Pacífico es el título de una novela de José Antonio Garriga Vela, autor barcelonés afincado en Málaga. Usando las trampas de la memoria, en uno de los excelentes diálogos del hijo del protagonista, el niño declara que le gustaría que fueran ricos para poder gestionar mejor su pobreza. Esta misma idea conecta con el argumento de la nueva película coescrita, montada y dirigida por el cineasta turco. La historia de Sinan, un joven veinteañero que regresa a su localidad natal después de acabar sus estudios universitarios. Una vez llega, ve que su padre sigue siendo un ludópata, además de iluso por el pozo árido en la vieja casa de campo de los abuelos, que trata de cambiar para que se llene con agua. La madre melancólica, preocupada por sus hijos, la escasez material y enganchada a las telenovelas. La hermana pequeña, vivaracha, rebelde ante las injusticias y los prejuicios familiares. Más un entorno de amigos de la infancia que pasan el tiempo en cafés. El imán de la mezquita, que sablea a sus fieles con su pico de oro. El alcalde que se cree transparente y honesto, mientras practica la corrupción a dos manos. La bella Hatice, amor platónico de su adolescencia, tan desafiante como resignada por su inminente boda de conveniencia. Incluso tiene un encuentro desafortunado con un escritor prestigioso en una visita a la ciudad. Todo el universo permanece inmóvil e intacto a los ojos del inconformista Sinan.
La cita literaria del principio sobre la recomendable novela de Garriga Vela no es un capricho al azar ni una muletilla cómoda, porque tanto el texto como el largometraje están separados por una década entre la publicación del libro y el pase del film por el Festival de Cannes de 2018. Tampoco sugiero que se inspiren uno en el otro. Ojalá Pacífico se haya traducido en muchos países, pero preveo que será poco probable el conocimiento de uno por el otro. Sin embargo esa misma conexión esencial, de tono, depuración formal y esencia se halla en las dos obras. Incluso teniendo en cuenta la longitud que no llega a doscientas páginas de la novela, frente al metraje generoso mayor de tres horas en El peral salvaje. El mayor milagro de una reseña como esta sería que ambos artistas intercambiaran pareceres al leer y ver sus respectivas obras.
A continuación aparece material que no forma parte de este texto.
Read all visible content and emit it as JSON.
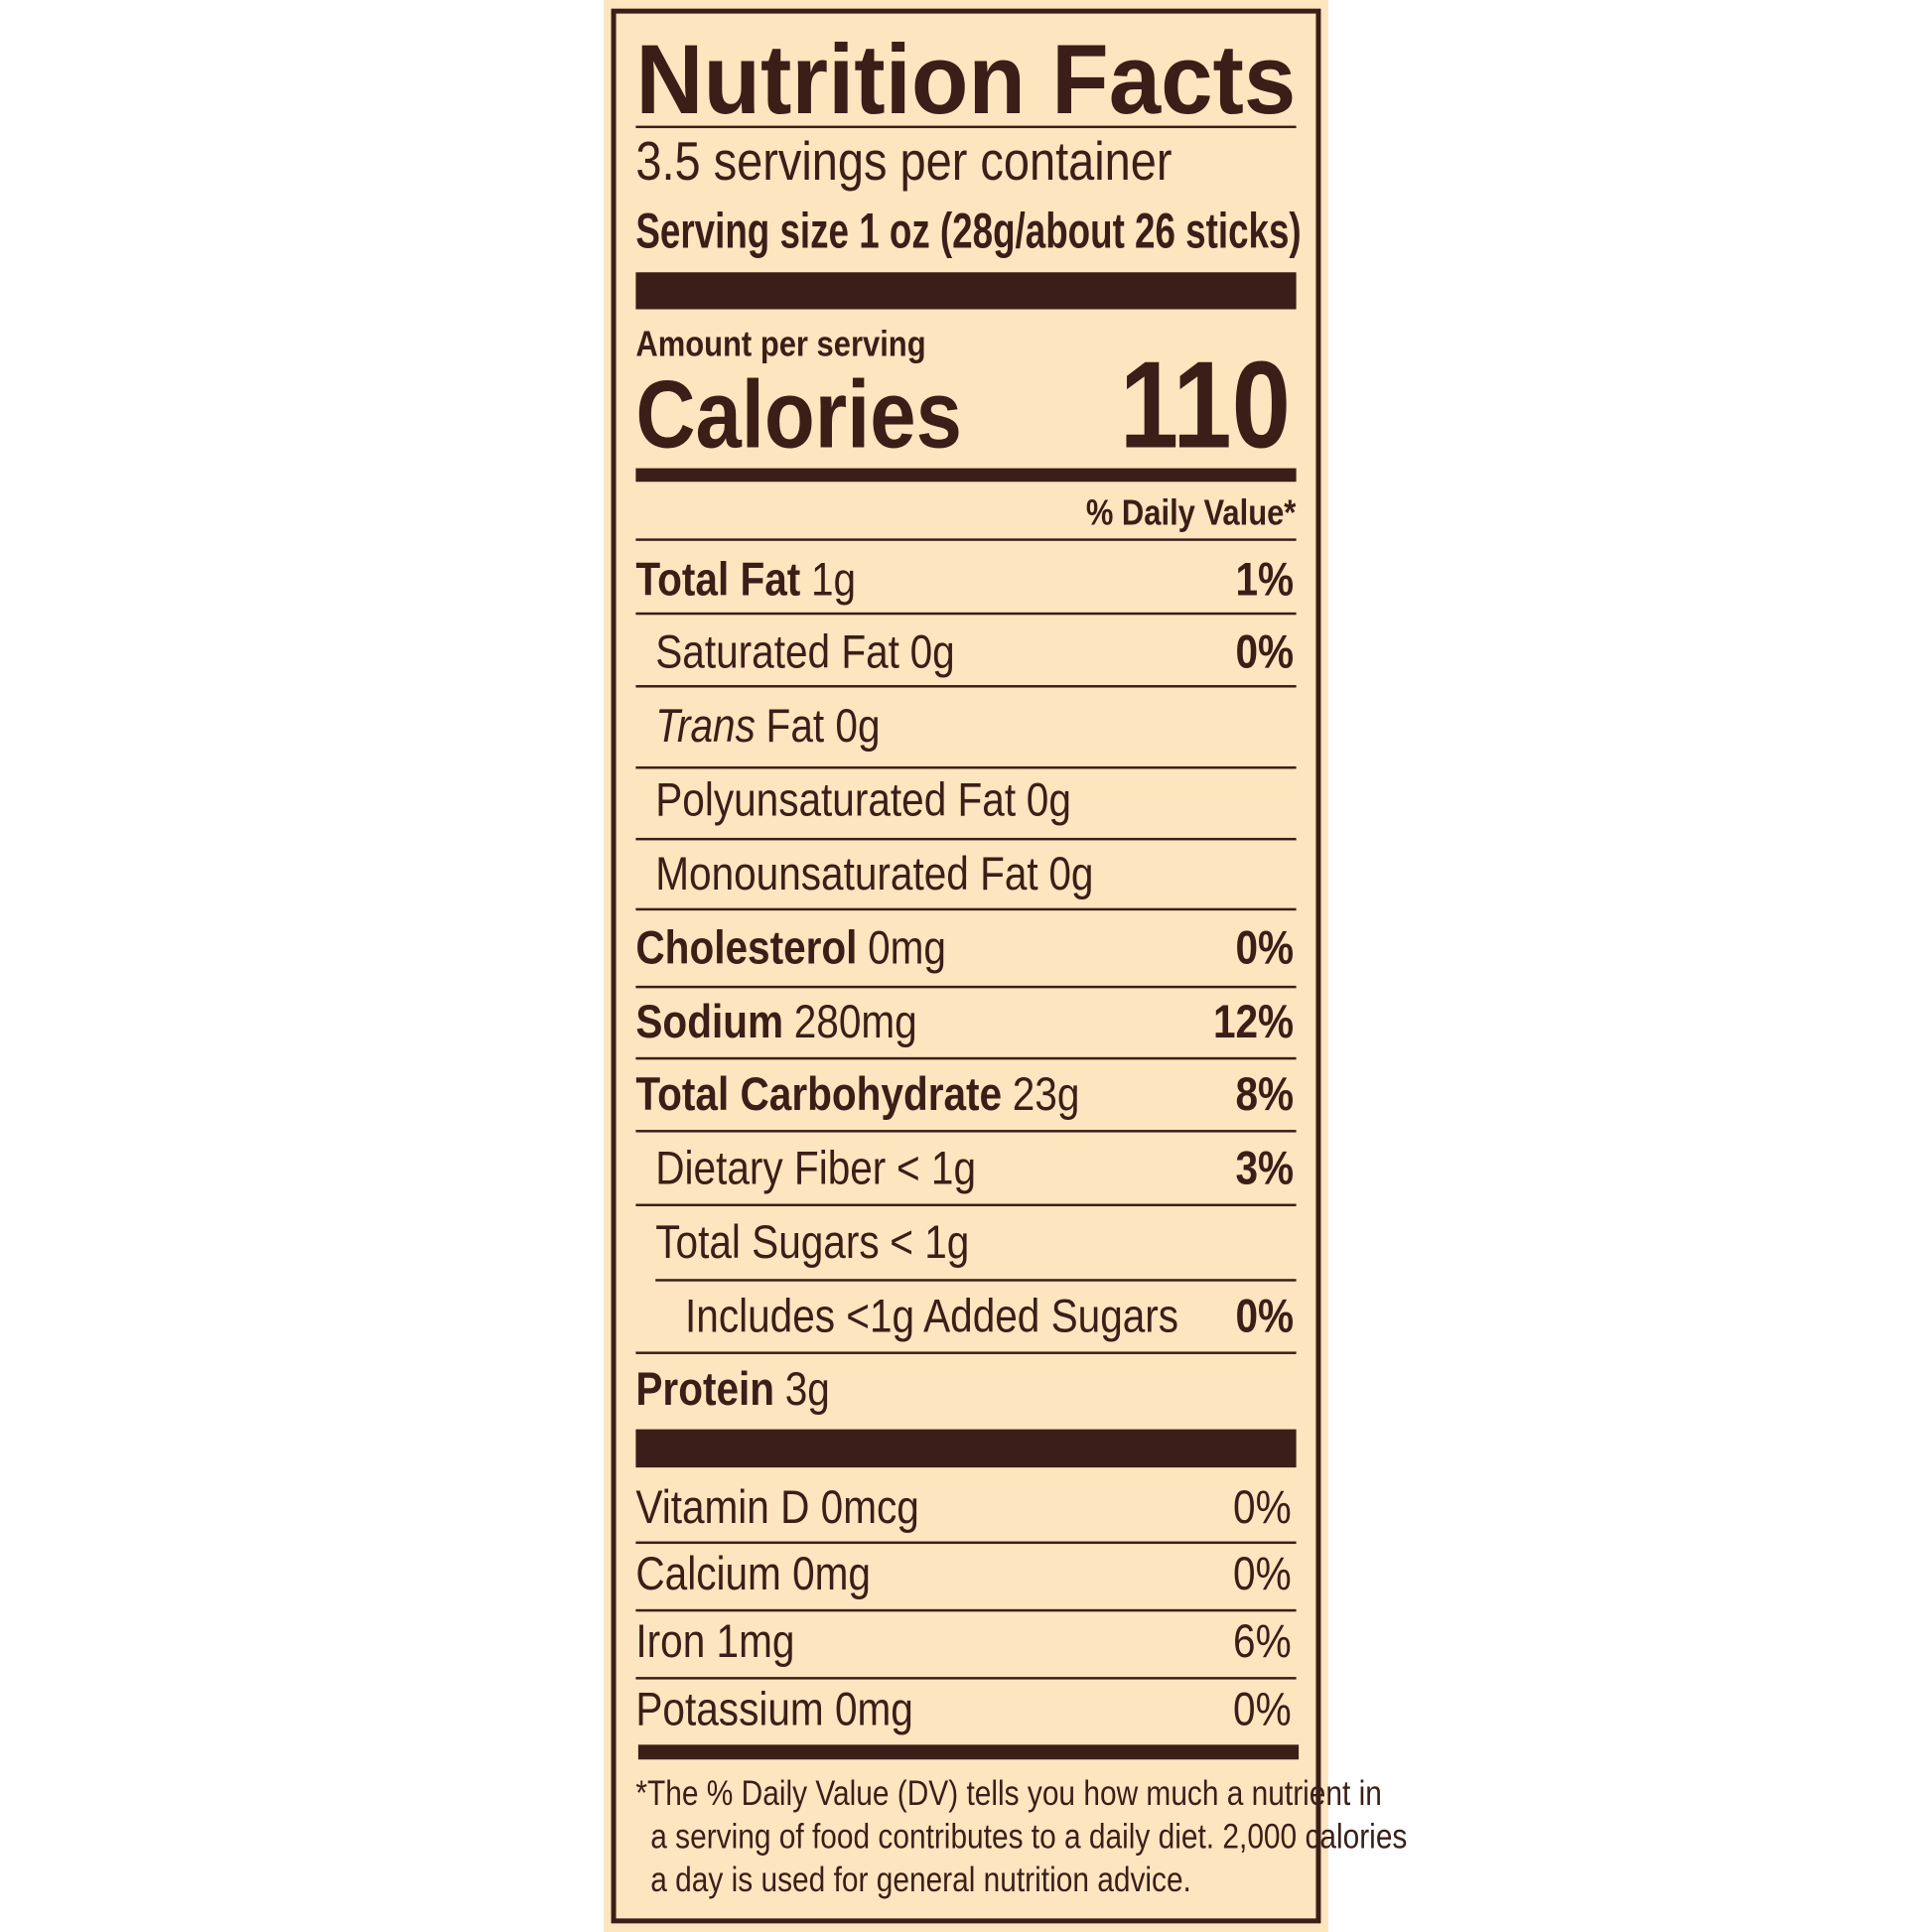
{
  "title": "Nutrition Facts",
  "servings": "3.5 servings per container",
  "serving_size": "Serving size 1 oz (28g/about 26 sticks)",
  "amount_per_serving": "Amount per serving",
  "calories": {
    "label": "Calories",
    "value": "110"
  },
  "daily_value_header": "% Daily Value*",
  "nutrients": [
    {
      "name": "Total Fat",
      "amount": "1g",
      "dv": "1%"
    },
    {
      "name": "Saturated Fat",
      "amount": "0g",
      "dv": "0%"
    },
    {
      "name": "Trans",
      "amount": "Fat 0g"
    },
    {
      "name": "Polyunsaturated Fat",
      "amount": "0g"
    },
    {
      "name": "Monounsaturated Fat",
      "amount": "0g"
    },
    {
      "name": "Cholesterol",
      "amount": "0mg",
      "dv": "0%"
    },
    {
      "name": "Sodium",
      "amount": "280mg",
      "dv": "12%"
    },
    {
      "name": "Total Carbohydrate",
      "amount": "23g",
      "dv": "8%"
    },
    {
      "name": "Dietary Fiber",
      "amount": "< 1g",
      "dv": "3%"
    },
    {
      "name": "Total Sugars",
      "amount": "< 1g"
    },
    {
      "name": "Includes <1g Added Sugars",
      "dv": "0%"
    },
    {
      "name": "Protein",
      "amount": "3g"
    }
  ],
  "vitamins": [
    {
      "name": "Vitamin D 0mcg",
      "dv": "0%"
    },
    {
      "name": "Calcium 0mg",
      "dv": "0%"
    },
    {
      "name": "Iron 1mg",
      "dv": "6%"
    },
    {
      "name": "Potassium 0mg",
      "dv": "0%"
    }
  ],
  "footnote": [
    "*The % Daily Value (DV) tells you how much a nutrient in",
    "a serving of food contributes to a daily diet. 2,000 calories",
    "a day is used for general nutrition advice."
  ]
}
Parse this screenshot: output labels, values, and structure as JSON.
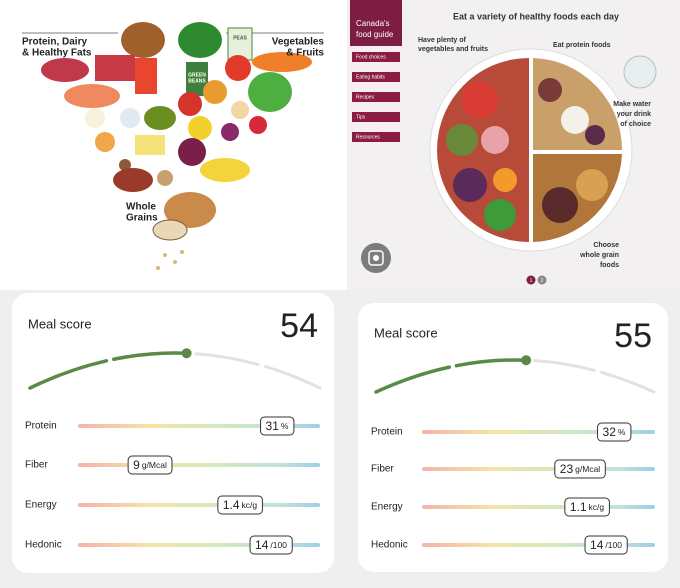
{
  "food_heart": {
    "labels": {
      "protein": [
        "Protein, Dairy",
        "& Healthy Fats"
      ],
      "vegetables": [
        "Vegetables",
        "& Fruits"
      ],
      "grains": [
        "Whole",
        "Grains"
      ]
    },
    "package_labels": {
      "beans": [
        "GREEN",
        "BEANS"
      ],
      "peas": "PEAS"
    }
  },
  "food_guide": {
    "brand": [
      "Canada's",
      "food guide"
    ],
    "menu": [
      "Food choices",
      "Eating habits",
      "Recipes",
      "Tips",
      "Resources"
    ],
    "heading": "Eat a variety of healthy foods each day",
    "callouts": {
      "vegetables": [
        "Have plenty of",
        "vegetables and fruits"
      ],
      "protein": [
        "Eat protein foods"
      ],
      "water": [
        "Make water",
        "your drink",
        "of choice"
      ],
      "grains": [
        "Choose",
        "whole grain",
        "foods"
      ]
    },
    "pages": [
      "1",
      "2"
    ]
  },
  "score_cards": [
    {
      "title": "Meal score",
      "score": 54,
      "metrics": [
        {
          "name": "Protein",
          "value": 31,
          "unit": "%"
        },
        {
          "name": "Fiber",
          "value": 9,
          "unit": "g/Mcal"
        },
        {
          "name": "Energy",
          "value": 1.4,
          "unit": "kc/g"
        },
        {
          "name": "Hedonic",
          "value": 14,
          "unit": "/100"
        }
      ]
    },
    {
      "title": "Meal score",
      "score": 55,
      "metrics": [
        {
          "name": "Protein",
          "value": 32,
          "unit": "%"
        },
        {
          "name": "Fiber",
          "value": 23,
          "unit": "g/Mcal"
        },
        {
          "name": "Energy",
          "value": 1.1,
          "unit": "kc/g"
        },
        {
          "name": "Hedonic",
          "value": 14,
          "unit": "/100"
        }
      ]
    }
  ]
}
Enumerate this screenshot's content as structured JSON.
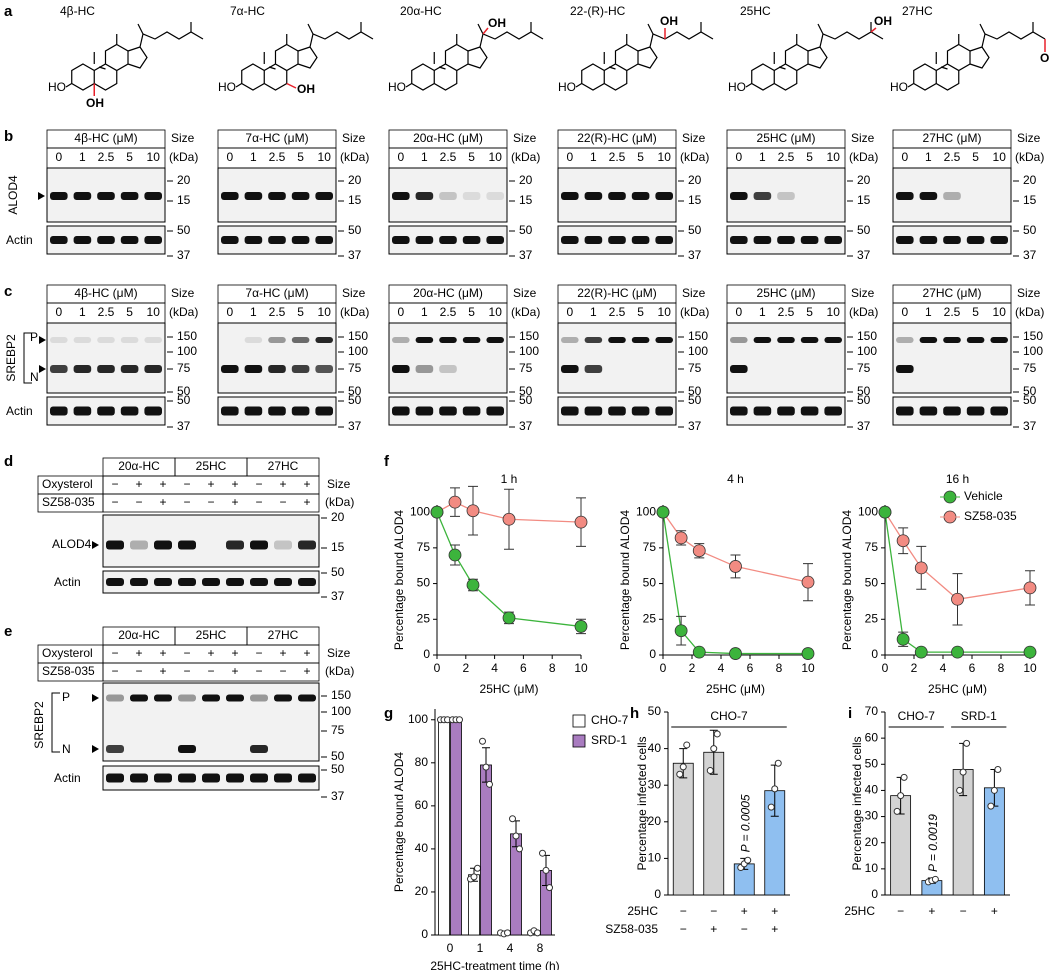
{
  "panel_labels": [
    "a",
    "b",
    "c",
    "d",
    "e",
    "f",
    "g",
    "h",
    "i"
  ],
  "structures": [
    {
      "name": "4β-HC",
      "ho": "HO",
      "oh": "OH"
    },
    {
      "name": "7α-HC",
      "ho": "HO",
      "oh": "OH"
    },
    {
      "name": "20α-HC",
      "ho": "HO",
      "oh": "OH"
    },
    {
      "name": "22-(R)-HC",
      "ho": "HO",
      "oh": "OH"
    },
    {
      "name": "25HC",
      "ho": "HO",
      "oh": "OH"
    },
    {
      "name": "27HC",
      "ho": "HO",
      "oh": "OH"
    }
  ],
  "blots_b": {
    "headers": [
      "4β-HC (μM)",
      "7α-HC (μM)",
      "20α-HC (μM)",
      "22(R)-HC (μM)",
      "25HC (μM)",
      "27HC (μM)"
    ],
    "concentrations": [
      "0",
      "1",
      "2.5",
      "5",
      "10"
    ],
    "size_label": "Size",
    "size_unit": "(kDa)",
    "target": "ALOD4",
    "target_markers": [
      "20",
      "15"
    ],
    "loading": "Actin",
    "loading_markers": [
      "50",
      "37"
    ]
  },
  "blots_c": {
    "headers": [
      "4β-HC (μM)",
      "7α-HC (μM)",
      "20α-HC (μM)",
      "22(R)-HC (μM)",
      "25HC (μM)",
      "27HC (μM)"
    ],
    "concentrations": [
      "0",
      "1",
      "2.5",
      "5",
      "10"
    ],
    "size_label": "Size",
    "size_unit": "(kDa)",
    "target": "SREBP2",
    "precursor": "P",
    "nuclear": "N",
    "target_markers": [
      "150",
      "100",
      "75",
      "50"
    ],
    "loading": "Actin",
    "loading_markers": [
      "50",
      "37"
    ]
  },
  "blots_d": {
    "groups": [
      "20α-HC",
      "25HC",
      "27HC"
    ],
    "rows": [
      {
        "label": "Oxysterol",
        "signs": [
          "−",
          "+",
          "+",
          "−",
          "+",
          "+",
          "−",
          "+",
          "+"
        ]
      },
      {
        "label": "SZ58-035",
        "signs": [
          "−",
          "−",
          "+",
          "−",
          "−",
          "+",
          "−",
          "−",
          "+"
        ]
      }
    ],
    "size_label": "Size",
    "size_unit": "(kDa)",
    "target": "ALOD4",
    "target_markers": [
      "20",
      "15"
    ],
    "loading": "Actin",
    "loading_markers": [
      "50",
      "37"
    ]
  },
  "blots_e": {
    "groups": [
      "20α-HC",
      "25HC",
      "27HC"
    ],
    "rows": [
      {
        "label": "Oxysterol",
        "signs": [
          "−",
          "+",
          "+",
          "−",
          "+",
          "+",
          "−",
          "+",
          "+"
        ]
      },
      {
        "label": "SZ58-035",
        "signs": [
          "−",
          "−",
          "+",
          "−",
          "−",
          "+",
          "−",
          "−",
          "+"
        ]
      }
    ],
    "size_label": "Size",
    "size_unit": "(kDa)",
    "target": "SREBP2",
    "precursor": "P",
    "nuclear": "N",
    "target_markers": [
      "150",
      "100",
      "75",
      "50"
    ],
    "loading": "Actin",
    "loading_markers": [
      "50",
      "37"
    ]
  },
  "chart_data": [
    {
      "type": "line",
      "title": "1 h",
      "x_label": "25HC (μM)",
      "y_label": "Percentage bound ALOD4",
      "x": [
        0,
        1.25,
        2.5,
        5,
        10
      ],
      "xlim": [
        0,
        10
      ],
      "xticks": [
        0,
        2,
        4,
        6,
        8,
        10
      ],
      "ylim": [
        0,
        105
      ],
      "yticks": [
        0,
        25,
        50,
        75,
        100
      ],
      "series": [
        {
          "color": "#3cb43c",
          "values": [
            100,
            70,
            49,
            26,
            20
          ],
          "errors": [
            0,
            7,
            4,
            4,
            5
          ]
        },
        {
          "color": "#f28b82",
          "values": [
            100,
            107,
            101,
            95,
            93
          ],
          "errors": [
            0,
            10,
            17,
            21,
            17
          ]
        }
      ]
    },
    {
      "type": "line",
      "title": "4 h",
      "x_label": "25HC (μM)",
      "y_label": "Percentage bound ALOD4",
      "x": [
        0,
        1.25,
        2.5,
        5,
        10
      ],
      "xlim": [
        0,
        10
      ],
      "xticks": [
        0,
        2,
        4,
        6,
        8,
        10
      ],
      "ylim": [
        0,
        105
      ],
      "yticks": [
        0,
        25,
        50,
        75,
        100
      ],
      "series": [
        {
          "color": "#3cb43c",
          "values": [
            100,
            17,
            2,
            1,
            1
          ],
          "errors": [
            0,
            10,
            2,
            0,
            0
          ]
        },
        {
          "color": "#f28b82",
          "values": [
            100,
            82,
            73,
            62,
            51
          ],
          "errors": [
            0,
            5,
            5,
            8,
            13
          ]
        }
      ]
    },
    {
      "type": "line",
      "title": "16 h",
      "x_label": "25HC (μM)",
      "y_label": "Percentage bound ALOD4",
      "x": [
        0,
        1.25,
        2.5,
        5,
        10
      ],
      "xlim": [
        0,
        10
      ],
      "xticks": [
        0,
        2,
        4,
        6,
        8,
        10
      ],
      "ylim": [
        0,
        105
      ],
      "yticks": [
        0,
        25,
        50,
        75,
        100
      ],
      "legend": "upper right",
      "series": [
        {
          "name": "Vehicle",
          "color": "#3cb43c",
          "values": [
            100,
            11,
            2,
            2,
            2
          ],
          "errors": [
            0,
            5,
            0,
            0,
            0
          ]
        },
        {
          "name": "SZ58-035",
          "color": "#f28b82",
          "values": [
            100,
            80,
            61,
            39,
            47
          ],
          "errors": [
            0,
            9,
            15,
            18,
            12
          ]
        }
      ]
    },
    {
      "type": "bar",
      "x_label": "25HC-treatment time (h)",
      "y_label": "Percentage bound ALOD4",
      "categories": [
        "0",
        "1",
        "4",
        "8"
      ],
      "ylim": [
        0,
        105
      ],
      "yticks": [
        0,
        20,
        40,
        60,
        80,
        100
      ],
      "legend": "right",
      "series": [
        {
          "name": "CHO-7",
          "color": "#ffffff",
          "values": [
            100,
            28,
            1,
            1
          ],
          "errors": [
            0,
            3,
            0.5,
            0.5
          ],
          "points": [
            [
              100,
              100,
              100
            ],
            [
              26,
              27,
              31
            ],
            [
              1,
              0.5,
              1
            ],
            [
              1,
              2,
              1
            ]
          ]
        },
        {
          "name": "SRD-1",
          "color": "#a97cc0",
          "values": [
            100,
            79,
            47,
            30
          ],
          "errors": [
            0,
            8,
            6,
            7
          ],
          "points": [
            [
              100,
              100,
              100
            ],
            [
              90,
              78,
              70
            ],
            [
              54,
              46,
              40
            ],
            [
              38,
              30,
              22
            ]
          ]
        }
      ]
    },
    {
      "type": "bar",
      "y_label": "Percentage infected cells",
      "ylim": [
        0,
        50
      ],
      "yticks": [
        0,
        10,
        20,
        30,
        40,
        50
      ],
      "groups": [
        "CHO-7"
      ],
      "rows": [
        {
          "label": "25HC",
          "signs": [
            "−",
            "−",
            "+",
            "+"
          ]
        },
        {
          "label": "SZ58-035",
          "signs": [
            "−",
            "+",
            "−",
            "+"
          ]
        }
      ],
      "colors": [
        "#d3d3d3",
        "#d3d3d3",
        "#8fbff0",
        "#8fbff0"
      ],
      "values": [
        36,
        39,
        8.5,
        28.5
      ],
      "errors": [
        4,
        6,
        1.5,
        7
      ],
      "points": [
        [
          33,
          35,
          41
        ],
        [
          34,
          40,
          44
        ],
        [
          7.5,
          8.5,
          9.5
        ],
        [
          24,
          29,
          36
        ]
      ],
      "annotation": "P = 0.0005"
    },
    {
      "type": "bar",
      "y_label": "Percentage infected cells",
      "ylim": [
        0,
        70
      ],
      "yticks": [
        0,
        10,
        20,
        30,
        40,
        50,
        60,
        70
      ],
      "groups": [
        "CHO-7",
        "SRD-1"
      ],
      "rows": [
        {
          "label": "25HC",
          "signs": [
            "−",
            "+",
            "−",
            "+"
          ]
        }
      ],
      "colors": [
        "#d3d3d3",
        "#8fbff0",
        "#d3d3d3",
        "#8fbff0"
      ],
      "values": [
        38,
        5.5,
        48,
        41
      ],
      "errors": [
        7,
        1,
        10,
        7
      ],
      "points": [
        [
          32,
          38,
          45
        ],
        [
          5,
          5.5,
          6
        ],
        [
          40,
          47,
          58
        ],
        [
          34,
          40,
          48
        ]
      ],
      "annotation": "P = 0.0019"
    }
  ]
}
Mientras tanto solo quedan estos párrafos aquí para rememorar una película fascinante que articula todos sus planteamientos con la sabiduría de su director y los métodos de un alquimista. Arriesga una media hora inicial que coquetea con el melodrama cercano al fatalismo del cine negro, mediante esa conversación a pie de calle entre Sinan y un avaro prestamista que le informa de forma educada, pero agresiva, las deudas contraídas con su padre. Esa imagen que nos plantean los diálogos, es desmentida cuando aparece en pantalla el progenitor, atractivo, maduro, paciente, lúcido y culto. Con el peaje narcótico del alcalde que recibe al joven protagonista, en una secuencia interminable que abarca diez minutos o más de frases políticamente correctas, aderezados por sarcasmos burocráticos del edil, Bilge Ceylan traza una red que resulta lineal pero capaz de sumergirnos como espectadores privilegiados en las aventuras vitales del joven aspirante a literato. El viaje que recorre a partir de su visita al ayuntamiento es un recorrido que progresa desde un melodrama intenso pero apacible, hasta las escenas de ensueño. Las de comedia fortuita con Idris, el padre, momentos que siempre crecen en interés. O emotivas en el caso de Asuman, la madre.
Las secuencias se desarrollan de manera hipnótica, cada vez más inmersos desde las butacas por el acierto en la puesta en escena, siempre atenta con los movimientos, miradas de los personajes o el telón de fondo de una geografía casi abstracta en el pueblo que se vislumbra desde una loma, con un punto de vista cenital. La maestría se prolonga en la medida perfecta para pasar de un plano al contraplano durante las charlas de Sinan y los demás personajes. Llegando al clímax siempre cuando es el padre quien habla con él, un coprotagonista que a pesar de sus debilidades se presenta como un héroe repleto de humanidad, al igual que su madre. Destaca también la empatía que es capaz de irradiar el intérprete Dogu Demirkol que dota de dignidad y cercanía a un personaje demasiado arrogante, polemista o enojante, aunque tan familiar como ese desprecio, ignorancia e ira innatos de la juventud de cualquiera.
Algunos interludios musicales de la Tocata y fuga de Johan Sebastian Bach emergen en los giros de la historia. También el viento empuja los deseos, oportunidades perdidas y sucesos inexplicables que dotan de magia a la historia. Pero nada es comparable a esas elipsis tan sutiles e insuperables que preparan un tercio final emocionante, seco como un pozo que amenaza con desbordarse y justificar la naturaleza salvaje y auténtica del amor que irradia ese peral mítico.